GönderMe2: Buradan Belediye Başkanlarına bir çağrıda bulunmak istiyorum. Siyaseten geldiğiniz çizgidekilere mesaj vermek yada toplumda sevilen isimlere yönelik, park, anıt ve heykel gibi eserler yapıp “Saygı gösterdi” havasına girip oy devşirmeye kalkmayın. Hele Narlıdere’deki gibi saygı duyuyoruz diyerek şov yaparak açtığınız eserleri(Berkin Elvan Sokağı ve Gezi Anıtı gibi) sonra sahipsiz bırakacaksanız yapmayın kardeşim. İnsanların yüreklerindeki yarayı daha da kanatmayın!
GönderMe3: Bu seçim dönemi çok ilginç şeylere şahit oldum. Yerel seçim ve 7 Haziran seçimleri süreci partilerine küsüp, dönemin yöneticilerine sallayıp duran (hatta hakarete varan küfürler eden) zevatı o isimler aday olunca arkalarında görünce şaşmamak elde değil. Cidden bu politika denen şey hiç bu kadar ayağa düşmemişti.

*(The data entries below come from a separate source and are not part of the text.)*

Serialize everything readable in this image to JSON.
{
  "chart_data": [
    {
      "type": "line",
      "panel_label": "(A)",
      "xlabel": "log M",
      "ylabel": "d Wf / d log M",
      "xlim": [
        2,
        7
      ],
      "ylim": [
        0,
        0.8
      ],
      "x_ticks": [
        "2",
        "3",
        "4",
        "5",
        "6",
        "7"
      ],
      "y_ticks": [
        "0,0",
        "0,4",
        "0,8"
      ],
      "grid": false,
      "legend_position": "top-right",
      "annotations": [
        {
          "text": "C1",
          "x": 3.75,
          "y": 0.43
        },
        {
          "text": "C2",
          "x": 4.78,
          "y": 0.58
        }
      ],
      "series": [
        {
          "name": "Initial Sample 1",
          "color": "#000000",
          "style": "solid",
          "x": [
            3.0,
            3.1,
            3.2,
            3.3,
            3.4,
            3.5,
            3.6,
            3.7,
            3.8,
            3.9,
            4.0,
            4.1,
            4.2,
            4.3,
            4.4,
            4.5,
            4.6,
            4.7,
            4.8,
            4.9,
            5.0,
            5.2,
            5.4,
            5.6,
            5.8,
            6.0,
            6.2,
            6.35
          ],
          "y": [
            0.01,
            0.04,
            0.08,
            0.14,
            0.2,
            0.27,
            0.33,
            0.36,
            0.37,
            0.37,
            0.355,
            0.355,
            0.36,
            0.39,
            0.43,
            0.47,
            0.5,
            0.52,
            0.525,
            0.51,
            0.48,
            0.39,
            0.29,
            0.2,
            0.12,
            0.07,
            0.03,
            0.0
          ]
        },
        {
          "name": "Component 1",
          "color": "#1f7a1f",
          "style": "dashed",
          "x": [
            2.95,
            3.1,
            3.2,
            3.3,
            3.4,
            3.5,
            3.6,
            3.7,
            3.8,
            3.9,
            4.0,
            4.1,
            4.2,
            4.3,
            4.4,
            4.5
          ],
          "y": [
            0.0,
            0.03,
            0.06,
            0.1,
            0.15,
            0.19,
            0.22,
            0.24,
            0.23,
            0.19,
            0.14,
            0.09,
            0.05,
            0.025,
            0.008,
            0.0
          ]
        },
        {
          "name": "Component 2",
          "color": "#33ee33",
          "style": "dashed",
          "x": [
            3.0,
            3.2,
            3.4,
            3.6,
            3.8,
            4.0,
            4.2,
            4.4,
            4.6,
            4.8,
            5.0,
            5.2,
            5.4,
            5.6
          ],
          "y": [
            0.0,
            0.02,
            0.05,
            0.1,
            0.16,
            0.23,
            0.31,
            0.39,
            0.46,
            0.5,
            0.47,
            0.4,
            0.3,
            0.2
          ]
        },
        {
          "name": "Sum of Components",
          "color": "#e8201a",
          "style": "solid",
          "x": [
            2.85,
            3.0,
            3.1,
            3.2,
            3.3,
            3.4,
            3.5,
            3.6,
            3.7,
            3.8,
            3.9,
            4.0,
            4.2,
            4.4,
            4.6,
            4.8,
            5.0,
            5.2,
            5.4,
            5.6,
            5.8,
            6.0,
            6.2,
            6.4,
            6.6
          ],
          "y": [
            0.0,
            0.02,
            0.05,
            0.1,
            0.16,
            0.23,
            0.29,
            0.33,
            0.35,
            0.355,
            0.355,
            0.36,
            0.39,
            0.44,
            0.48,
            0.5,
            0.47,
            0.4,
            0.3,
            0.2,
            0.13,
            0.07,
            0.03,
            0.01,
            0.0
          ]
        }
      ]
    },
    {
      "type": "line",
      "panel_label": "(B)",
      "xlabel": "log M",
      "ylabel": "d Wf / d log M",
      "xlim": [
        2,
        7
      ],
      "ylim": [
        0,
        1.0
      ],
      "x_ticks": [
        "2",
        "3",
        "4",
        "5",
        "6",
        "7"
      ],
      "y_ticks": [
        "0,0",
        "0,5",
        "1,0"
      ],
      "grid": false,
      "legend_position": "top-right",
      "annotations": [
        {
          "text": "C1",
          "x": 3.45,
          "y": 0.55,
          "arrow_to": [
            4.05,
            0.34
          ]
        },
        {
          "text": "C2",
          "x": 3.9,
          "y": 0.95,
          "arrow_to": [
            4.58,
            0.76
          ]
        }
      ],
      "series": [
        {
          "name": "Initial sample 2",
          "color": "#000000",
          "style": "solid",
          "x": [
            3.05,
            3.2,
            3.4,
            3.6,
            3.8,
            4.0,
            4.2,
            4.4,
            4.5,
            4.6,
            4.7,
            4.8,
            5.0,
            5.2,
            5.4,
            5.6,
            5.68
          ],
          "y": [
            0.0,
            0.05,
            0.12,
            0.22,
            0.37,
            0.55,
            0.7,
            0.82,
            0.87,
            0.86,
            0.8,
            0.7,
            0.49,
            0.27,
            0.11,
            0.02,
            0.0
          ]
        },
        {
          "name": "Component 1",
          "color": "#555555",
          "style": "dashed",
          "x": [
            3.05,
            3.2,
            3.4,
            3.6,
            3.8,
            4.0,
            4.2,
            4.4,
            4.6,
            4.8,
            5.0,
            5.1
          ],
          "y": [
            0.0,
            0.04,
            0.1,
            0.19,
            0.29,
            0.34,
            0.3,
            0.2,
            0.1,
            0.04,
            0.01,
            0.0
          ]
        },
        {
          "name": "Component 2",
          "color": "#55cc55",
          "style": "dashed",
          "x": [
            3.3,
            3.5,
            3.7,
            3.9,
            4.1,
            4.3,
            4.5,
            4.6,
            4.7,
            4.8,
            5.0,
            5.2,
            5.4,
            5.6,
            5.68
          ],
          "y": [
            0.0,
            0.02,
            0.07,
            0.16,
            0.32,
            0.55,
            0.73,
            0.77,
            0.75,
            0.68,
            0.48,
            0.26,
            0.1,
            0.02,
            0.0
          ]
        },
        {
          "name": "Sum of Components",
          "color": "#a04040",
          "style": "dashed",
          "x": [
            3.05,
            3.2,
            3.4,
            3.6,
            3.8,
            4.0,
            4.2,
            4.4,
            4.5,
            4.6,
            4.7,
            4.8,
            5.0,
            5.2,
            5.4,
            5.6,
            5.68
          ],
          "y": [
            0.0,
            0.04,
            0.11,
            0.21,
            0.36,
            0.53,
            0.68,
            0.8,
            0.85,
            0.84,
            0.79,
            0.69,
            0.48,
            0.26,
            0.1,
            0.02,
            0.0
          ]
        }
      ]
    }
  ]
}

GönderMe4: Daha önce de dile getirmiştim. Basın Danışmanlarını seçerken dikkat edin diye. Adına çalıştığı insandan daha ulaşılmaz olan, kraldan çok kralcı davranan, kötü yazılan haberler, kullanılan dil, abartılı sunumları geçtim artık “Yalan Haberler”de gelmeye başladı. Ya bu konuda işin ehli isimlerle çalışın, yada sizlerle çalışan bu zevatı zapturapt altına alacak şekilde kontrol edin. Emin olun bu naçizane teklifime uymanız sizin yararınıza olacaktır.
GönderMe5: Karşıyaka Belediyesi’nde ilginç şeyler oluyor. Son yaşanan ilginç hırsızlık olayının ardından belediye binasından dışarı ciddi dedikodular sızmaya başladı. Özellikle Kent AŞ konusunda kulağıma ulaşanlar çok ciddi iddialar var. Umarım sadece iddia düzeyindedir.